An outbreak of a novel coronavirus disease (i.e., COVID-19) has been recorded in Wuhan, China since late December 2019, which subsequently became pandemic around the world. Although COVID-19 is an acutely treated disease, it can also be fatal with a risk of fatality of 4.03% in China and the highest of 13.04% in Algeria and 12.67% Italy (as of 8th April 2020). The onset of serious illness may result in death as a consequence of substantial alveolar damage and progressive respiratory failure.
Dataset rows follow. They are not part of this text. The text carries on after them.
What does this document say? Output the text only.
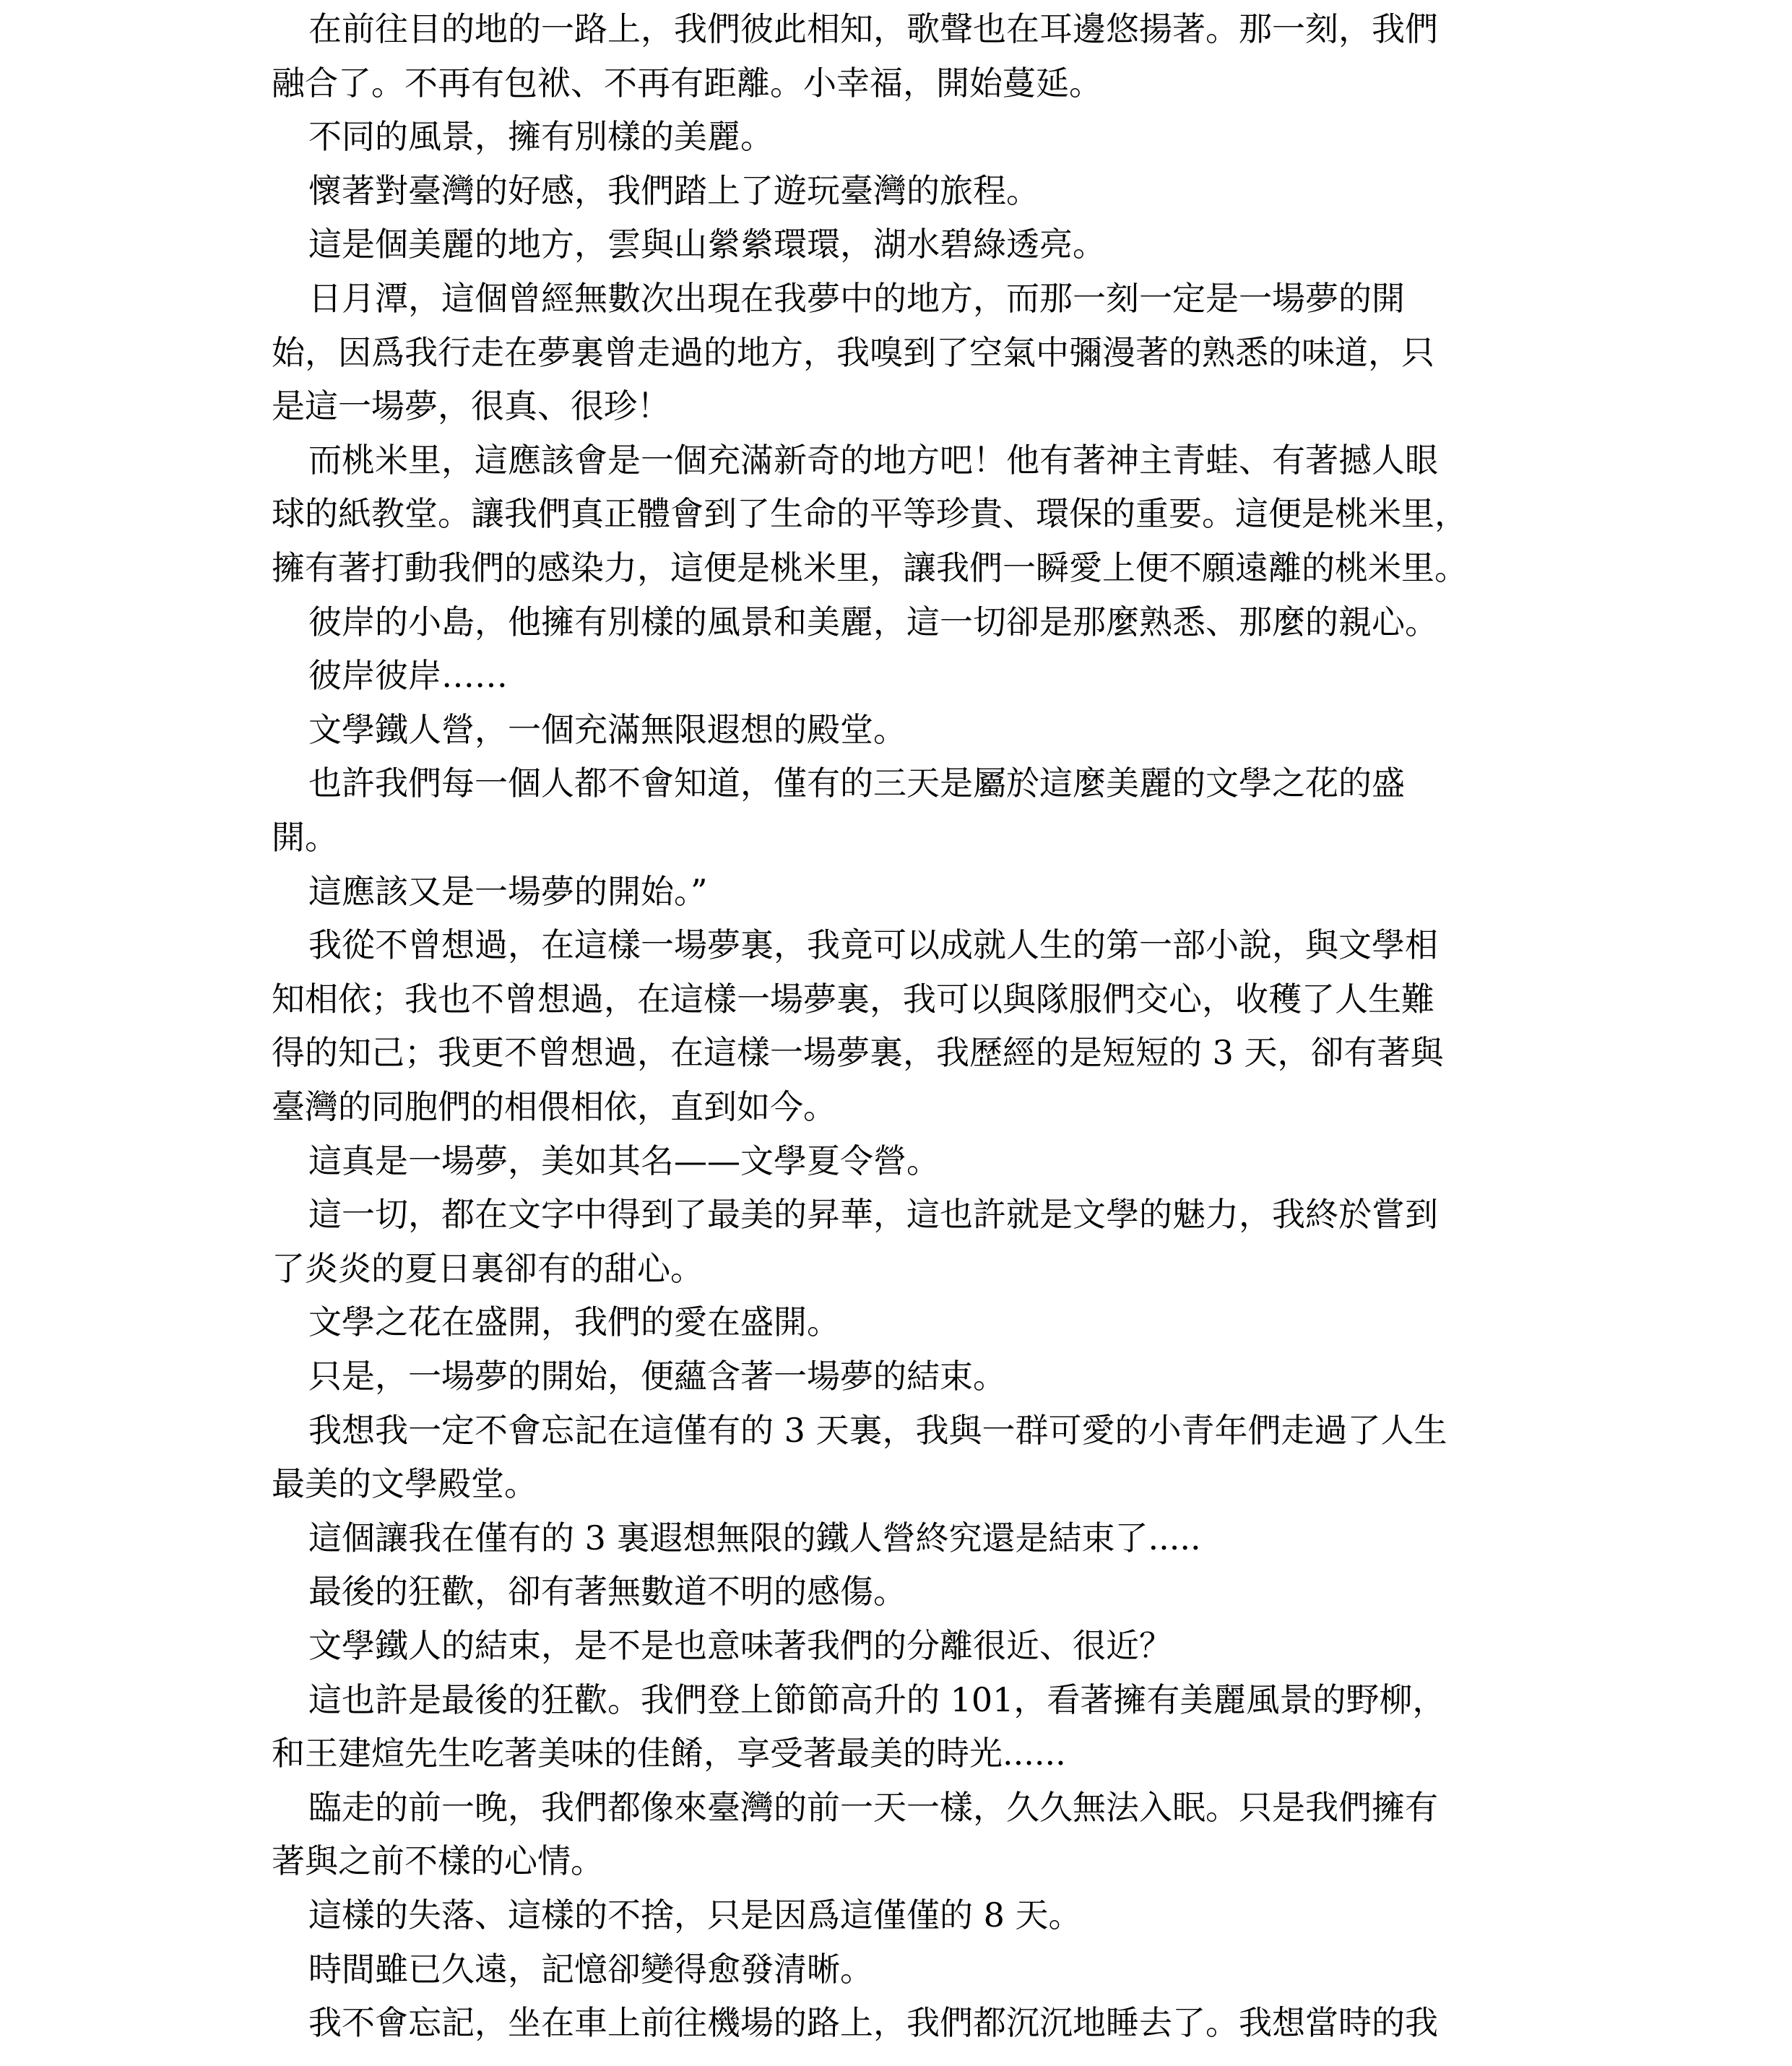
在前往目的地的一路上，我們彼此相知，歌聲也在耳邊悠揚著。那一刻，我們
融合了。不再有包袱、不再有距離。小幸福，開始蔓延。
不同的風景，擁有別樣的美麗。
懷著對臺灣的好感，我們踏上了遊玩臺灣的旅程。
這是個美麗的地方，雲與山縈縈環環，湖水碧綠透亮。
日月潭，這個曾經無數次出現在我夢中的地方，而那一刻一定是一場夢的開
始，因爲我行走在夢裏曾走過的地方，我嗅到了空氣中彌漫著的熟悉的味道，只
是這一場夢，很真、很珍！
而桃米里，這應該會是一個充滿新奇的地方吧！他有著神主青蛙、有著撼人眼
球的紙教堂。讓我們真正體會到了生命的平等珍貴、環保的重要。這便是桃米里，
擁有著打動我們的感染力，這便是桃米里，讓我們一瞬愛上便不願遠離的桃米里。
彼岸的小島，他擁有別樣的風景和美麗，這一切卻是那麼熟悉、那麼的親心。
彼岸彼岸……
文學鐵人營，一個充滿無限遐想的殿堂。
也許我們每一個人都不會知道，僅有的三天是屬於這麼美麗的文學之花的盛
開。
這應該又是一場夢的開始。”
我從不曾想過，在這樣一場夢裏，我竟可以成就人生的第一部小說，與文學相
知相依；我也不曾想過，在這樣一場夢裏，我可以與隊服們交心，收穫了人生難
得的知己；我更不曾想過，在這樣一場夢裏，我歷經的是短短的 3 天，卻有著與
臺灣的同胞們的相偎相依，直到如今。
這真是一場夢，美如其名——文學夏令營。
這一切，都在文字中得到了最美的昇華，這也許就是文學的魅力，我終於嘗到
了炎炎的夏日裏卻有的甜心。
文學之花在盛開，我們的愛在盛開。
只是，一場夢的開始，便蘊含著一場夢的結束。
我想我一定不會忘記在這僅有的 3 天裏，我與一群可愛的小青年們走過了人生
最美的文學殿堂。
這個讓我在僅有的 3 裏遐想無限的鐵人營終究還是結束了.....
最後的狂歡，卻有著無數道不明的感傷。
文學鐵人的結束，是不是也意味著我們的分離很近、很近？
這也許是最後的狂歡。我們登上節節高升的 101，看著擁有美麗風景的野柳，
和王建煊先生吃著美味的佳餚，享受著最美的時光......
臨走的前一晚，我們都像來臺灣的前一天一樣，久久無法入眠。只是我們擁有
著與之前不樣的心情。
這樣的失落、這樣的不捨，只是因爲這僅僅的 8 天。
時間雖已久遠，記憶卻變得愈發清晰。
我不會忘記，坐在車上前往機場的路上，我們都沉沉地睡去了。我想當時的我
Although laboratory testing, e.g., using reverse transcription polymerase chain reaction (RT-PCR), is the golden standard for clinical diagnosis, the tests may produce false negatives. Moreover, under the pandemic situation, shortage of RT-PCR testing resources may also delay the following clinical decision and treatment. Under such circumstances, chest CT imaging has become a valuable tool for both diagnosis and prognosis of COVID-19 patients. In this study, we propose a weakly supervised deep learning strategy for detecting and classifying COVID-19 infection from CT images. The proposed method can minimise the requirements of manual labelling of CT images but still be able to obtain accurate infection detection and distinguish COVID-19 from non-COVID-19 cases. Based on the promising results obtained qualitatively and quantitatively, we can envisage a wide deployment of our developed technique in large-scale clinical studies.